Каждое слово болью отдалось в голове и на спине. Злость, черной пеленой застившая глаза, стиснула Нечаю кулаки, и матерные проклятья полетели в небо, разгоняя снежинки в стороны: он хотел, чтоб бог его услышал, он хотел голосом пробить небосвод, и чувствовал, как его слова превращаются в осязаемые сгустки и обретают силу. И если раньше он всего лишь смеялся, уверенный в том, что богу нет дела до его слов, то теперь ненависть жгла его горло, ненависть, накопленная за пятнадцать лет, билась под ребрами, и он выплевывал ее, надеясь, что на этот раз бог не сможет его не заметить.
Стенька слушал Нечая, прижимаясь к крыльцу: лицо его побледнело, и глаза широко распахнулись – парень испугался. Нечай не смотрел на него – ему было не до того: его шатало из стороны в сторону, голова раскалывалась, и от напряжения подрагивали колени. Он так и вышел со двора, не взглянув на Стеньку, и ничего ему не сказал, продолжая шептать проклятия себе под нос.
В поле мело сильней: Нечай, сжимая в руке топор, шел почти наобум, не видел ни леса впереди, ни Рядка сзади. Проклятия еще срывались с губ, он скорей подбадривал себя ими, чтоб легче было идти: ноги путались в снегу, спотыкались; полотенца, которыми была обмотана спина, потихоньку пропитывались кровью, и боль царапала его все сильней: то острая, режущая, то тупая, натягивающая сухожилия и туманящая голову. Снег летел в лицо и за шиворот, набивался в сапоги, облеплял голые руки, снег мешал идти вперед, ветер дул навстречу, и каждый следующий шаг давался Нечаю тяжелей предыдущего.
Он, наверное, слегка сбился с пути, потому что добирался до леса гораздо дольше, чем надеялся, и очень устал: вместо проклятий с губ слетали всхлипы и хриплые стоны.

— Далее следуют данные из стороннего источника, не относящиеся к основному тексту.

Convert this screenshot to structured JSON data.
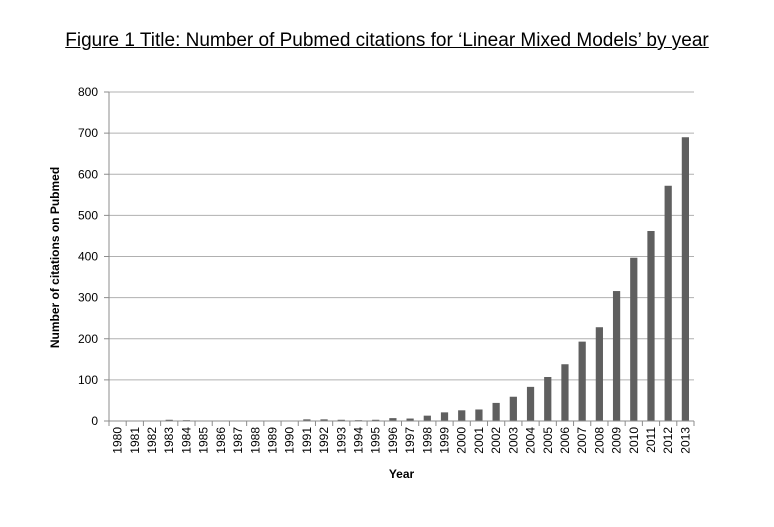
{
  "chart_data": {
    "type": "bar",
    "title": "Figure 1 Title: Number of Pubmed citations for ‘Linear Mixed Models’ by year",
    "xlabel": "Year",
    "ylabel": "Number of citations on Pubmed",
    "ylim": [
      0,
      800
    ],
    "yticks": [
      0,
      100,
      200,
      300,
      400,
      500,
      600,
      700,
      800
    ],
    "grid": true,
    "categories": [
      "1980",
      "1981",
      "1982",
      "1983",
      "1984",
      "1985",
      "1986",
      "1987",
      "1988",
      "1989",
      "1990",
      "1991",
      "1992",
      "1993",
      "1994",
      "1995",
      "1996",
      "1997",
      "1998",
      "1999",
      "2000",
      "2001",
      "2002",
      "2003",
      "2004",
      "2005",
      "2006",
      "2007",
      "2008",
      "2009",
      "2010",
      "2011",
      "2012",
      "2013"
    ],
    "values": [
      0,
      0,
      1,
      3,
      2,
      0,
      0,
      0,
      0,
      0,
      0,
      4,
      4,
      3,
      2,
      3,
      7,
      6,
      13,
      21,
      26,
      28,
      44,
      59,
      83,
      107,
      138,
      193,
      228,
      316,
      397,
      462,
      572,
      690
    ],
    "bar_color": "#5f5f5f",
    "grid_color": "#b0b0b0",
    "axis_color": "#8c8c8c"
  }
}
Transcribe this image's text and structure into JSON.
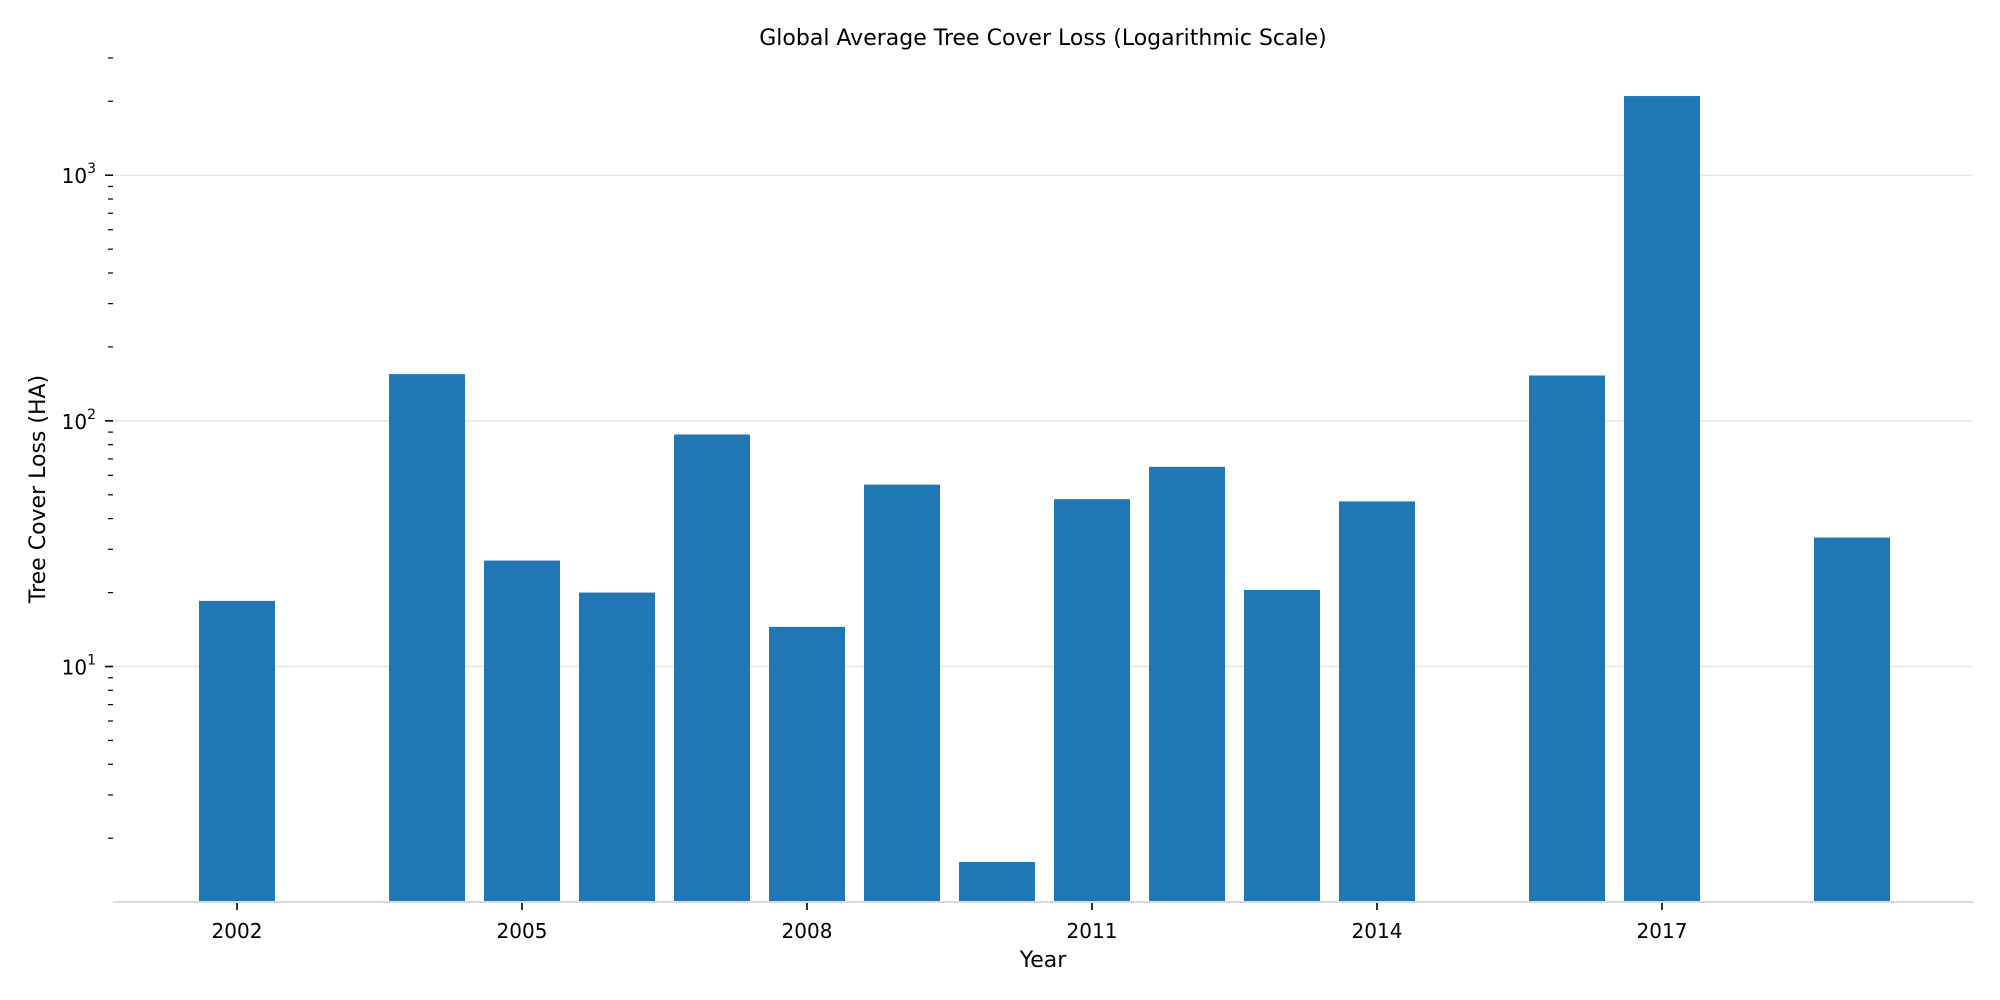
{
  "chart_data": {
    "type": "bar",
    "title": "Global Average Tree Cover Loss (Logarithmic Scale)",
    "xlabel": "Year",
    "ylabel": "Tree Cover Loss (HA)",
    "yscale": "log",
    "ylim": [
      1.1,
      3000
    ],
    "grid": true,
    "bar_color": "#1f77b4",
    "grid_color": "#e6e6e6",
    "x_ticks": [
      2002,
      2005,
      2008,
      2011,
      2014,
      2017
    ],
    "y_ticks": [
      {
        "value": 10,
        "base": "10",
        "exp": "1"
      },
      {
        "value": 100,
        "base": "10",
        "exp": "2"
      },
      {
        "value": 1000,
        "base": "10",
        "exp": "3"
      }
    ],
    "x": [
      2002,
      2004,
      2005,
      2006,
      2007,
      2008,
      2009,
      2010,
      2011,
      2012,
      2013,
      2014,
      2016,
      2017,
      2019
    ],
    "values": [
      18.5,
      155,
      27,
      20,
      88,
      14.5,
      55,
      1.6,
      48,
      65,
      20.5,
      47,
      153,
      2100,
      33.5
    ]
  }
}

Нечай остановился у первого же дерева и, опираясь на него, стоял несколько минут, надеясь, что боль немного утихнет.
Снег приглушал звуки, и ему казалось, что на краю леса он совершенно один. Мир сузился, сжался – клочок поля среди метели, и кусок леса, и в этом лесу стоит несокрушенный истукан. Пока несокрушенный. Пусть это бесполезно, пусть это глупость, вроде раскольничьей! Пусть! Он должен посмотреть им в лицо вместе с древним богом. Он должен стоять рядом с ним.

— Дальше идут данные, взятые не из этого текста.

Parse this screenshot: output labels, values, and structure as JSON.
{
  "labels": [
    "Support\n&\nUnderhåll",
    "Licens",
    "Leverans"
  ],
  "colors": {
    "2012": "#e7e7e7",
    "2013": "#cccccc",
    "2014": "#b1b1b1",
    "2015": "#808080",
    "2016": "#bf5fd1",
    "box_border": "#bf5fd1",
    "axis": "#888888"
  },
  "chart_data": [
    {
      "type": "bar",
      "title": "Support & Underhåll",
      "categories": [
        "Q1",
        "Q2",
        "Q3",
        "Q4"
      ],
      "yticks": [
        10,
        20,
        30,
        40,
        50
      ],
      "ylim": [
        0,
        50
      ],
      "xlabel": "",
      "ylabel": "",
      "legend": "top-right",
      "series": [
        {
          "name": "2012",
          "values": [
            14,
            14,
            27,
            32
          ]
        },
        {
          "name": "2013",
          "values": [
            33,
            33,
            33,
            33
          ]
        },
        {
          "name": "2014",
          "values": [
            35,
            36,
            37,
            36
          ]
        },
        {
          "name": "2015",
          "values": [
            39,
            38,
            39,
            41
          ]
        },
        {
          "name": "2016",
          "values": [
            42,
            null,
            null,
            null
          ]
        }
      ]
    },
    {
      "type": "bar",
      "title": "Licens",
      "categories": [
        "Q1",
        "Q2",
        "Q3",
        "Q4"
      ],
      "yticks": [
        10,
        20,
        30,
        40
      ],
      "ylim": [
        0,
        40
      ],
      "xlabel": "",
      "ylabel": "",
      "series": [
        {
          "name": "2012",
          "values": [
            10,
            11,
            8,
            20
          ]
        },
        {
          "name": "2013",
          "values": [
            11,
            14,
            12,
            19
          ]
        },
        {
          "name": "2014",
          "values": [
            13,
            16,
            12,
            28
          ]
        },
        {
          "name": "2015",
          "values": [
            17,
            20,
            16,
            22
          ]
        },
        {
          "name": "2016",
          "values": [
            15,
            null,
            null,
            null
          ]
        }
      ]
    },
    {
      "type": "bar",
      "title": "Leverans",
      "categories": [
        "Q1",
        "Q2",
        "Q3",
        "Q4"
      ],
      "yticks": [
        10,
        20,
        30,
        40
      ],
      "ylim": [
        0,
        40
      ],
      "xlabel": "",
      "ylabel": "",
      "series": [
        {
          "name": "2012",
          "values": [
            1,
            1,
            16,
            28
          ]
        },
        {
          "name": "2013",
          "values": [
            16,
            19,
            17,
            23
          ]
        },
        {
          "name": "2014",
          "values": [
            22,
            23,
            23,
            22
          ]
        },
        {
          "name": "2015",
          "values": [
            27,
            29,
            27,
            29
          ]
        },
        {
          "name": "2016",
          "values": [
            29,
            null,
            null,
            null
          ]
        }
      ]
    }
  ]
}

Нечай оторвался от дерева и, пошатнувшись, шагнул вперед. Несокрушимый истукан. Он столько лет пролежал в земле, но остался целым. И теперь… Будь что будет. Какая разница, что после этого будет? Испокон века люди шли на смерть ради богов, неужели все они были глупцами?
Святыня? Нет, наверное, нет… Если всякое светлое пятно своей жизни считать святыней… Нет. Но Нечай сказал однажды, что готов платить за неверие. Что ж, пришло время. Там, где летом играют мертвые дети, гуще растет трава… Мир рухнет, если идола сожгут, ниточки, пронизывающие эфир, стянутся в узел…
Нечай вдруг подумал, что опоздает. Среди деревьев ветер утих, и теперь он отлично слышал скрип снега под ногами. Ему почудилось, что до него доносится треск горящего костра: Нечай испугался и прибавил шагу. И оказался прав – через несколько минут его догнал топот копыт, а за ним – скрип снега под множеством сапог.